LE COMTE, LE CHEVALIER.
LE COMTE.

Regarde-moi un peu en face, Chonchon.

LE CHEVALIER.

Vous m’avez traité indignement, je vous ai fait du mal : il n’y a plus moyen de se regarder. Que me voulez-vous ?

LE COMTE.

Je vois où tout ceci peut aller, et le tour que tu m’as joué avec ce fripon de Trigaudin.
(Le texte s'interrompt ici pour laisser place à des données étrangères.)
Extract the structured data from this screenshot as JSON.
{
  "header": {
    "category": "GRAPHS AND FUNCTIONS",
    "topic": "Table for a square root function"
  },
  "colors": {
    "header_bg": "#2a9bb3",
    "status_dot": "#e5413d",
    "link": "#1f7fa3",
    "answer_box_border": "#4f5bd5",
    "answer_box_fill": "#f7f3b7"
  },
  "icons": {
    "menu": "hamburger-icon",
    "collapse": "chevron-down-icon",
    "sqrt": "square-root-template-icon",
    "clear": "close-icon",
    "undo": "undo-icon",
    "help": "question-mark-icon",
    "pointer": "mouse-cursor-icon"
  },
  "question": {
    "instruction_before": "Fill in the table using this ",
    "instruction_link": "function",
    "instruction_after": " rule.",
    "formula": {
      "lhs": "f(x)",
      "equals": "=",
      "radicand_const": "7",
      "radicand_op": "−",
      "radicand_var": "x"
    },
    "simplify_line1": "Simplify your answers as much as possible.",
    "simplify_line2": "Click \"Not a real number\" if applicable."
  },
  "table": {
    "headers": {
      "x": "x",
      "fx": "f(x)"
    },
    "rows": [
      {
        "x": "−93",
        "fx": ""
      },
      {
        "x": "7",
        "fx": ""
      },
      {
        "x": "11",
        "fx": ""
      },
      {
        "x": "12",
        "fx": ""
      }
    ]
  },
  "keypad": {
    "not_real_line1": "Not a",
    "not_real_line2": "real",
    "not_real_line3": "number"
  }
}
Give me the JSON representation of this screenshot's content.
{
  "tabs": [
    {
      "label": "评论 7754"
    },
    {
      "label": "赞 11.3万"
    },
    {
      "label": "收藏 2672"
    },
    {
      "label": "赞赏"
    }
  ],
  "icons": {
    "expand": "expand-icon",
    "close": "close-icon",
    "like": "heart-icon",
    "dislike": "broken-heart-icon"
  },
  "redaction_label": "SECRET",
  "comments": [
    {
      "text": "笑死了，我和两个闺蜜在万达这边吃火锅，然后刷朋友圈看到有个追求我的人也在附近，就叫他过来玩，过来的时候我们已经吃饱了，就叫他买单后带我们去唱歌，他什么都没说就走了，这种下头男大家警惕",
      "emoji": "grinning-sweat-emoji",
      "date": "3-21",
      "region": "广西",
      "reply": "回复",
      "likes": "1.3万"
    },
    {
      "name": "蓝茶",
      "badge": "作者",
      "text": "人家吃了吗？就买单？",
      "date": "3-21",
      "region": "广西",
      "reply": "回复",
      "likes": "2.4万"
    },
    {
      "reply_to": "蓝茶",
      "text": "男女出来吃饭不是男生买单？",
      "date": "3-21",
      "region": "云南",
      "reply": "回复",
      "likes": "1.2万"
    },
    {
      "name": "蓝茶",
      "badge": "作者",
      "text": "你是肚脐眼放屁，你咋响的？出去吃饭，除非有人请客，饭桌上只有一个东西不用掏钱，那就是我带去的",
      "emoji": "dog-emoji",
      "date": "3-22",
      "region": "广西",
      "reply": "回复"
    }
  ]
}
Tu me demandais ce matin dix mille francs pour le reste de ta légitime ; je t’en donne vingt, et laisse-moi épouser Mlle de la Canardière.

LE CHEVALIER.

Vous m’avez appris à entendre mes intérêts ; il n’y a pas d’apparence que je vous cède une fille de cinq cent mille francs pour vingt mille livres ; la chose est sans remède.

LE COMTE.

L’aurais-tu déjà épousée ? Il faudrait que tu eusses l’âme bien noire,

LE CHEVALIER.

J’ai en, il est vrai, quelque scrupule en épousant Mlle Gotton, et vous n’en avez point eu en me laissant mourir de faim. (En ricanant.) Je n’obtiens avec la fille du baron que cinq cent mille francs : tout ce que je puis faire pour votre service, c’est de partager le différend par la moitié.

LE COMTE.

C’est un accommodement.

LE CHEVALIER.

Je prendrai la dot, et je vous laisserai la fille.

LE COMTE.

Tu fais le plaisant ; on voit bien que ta fortune est faite.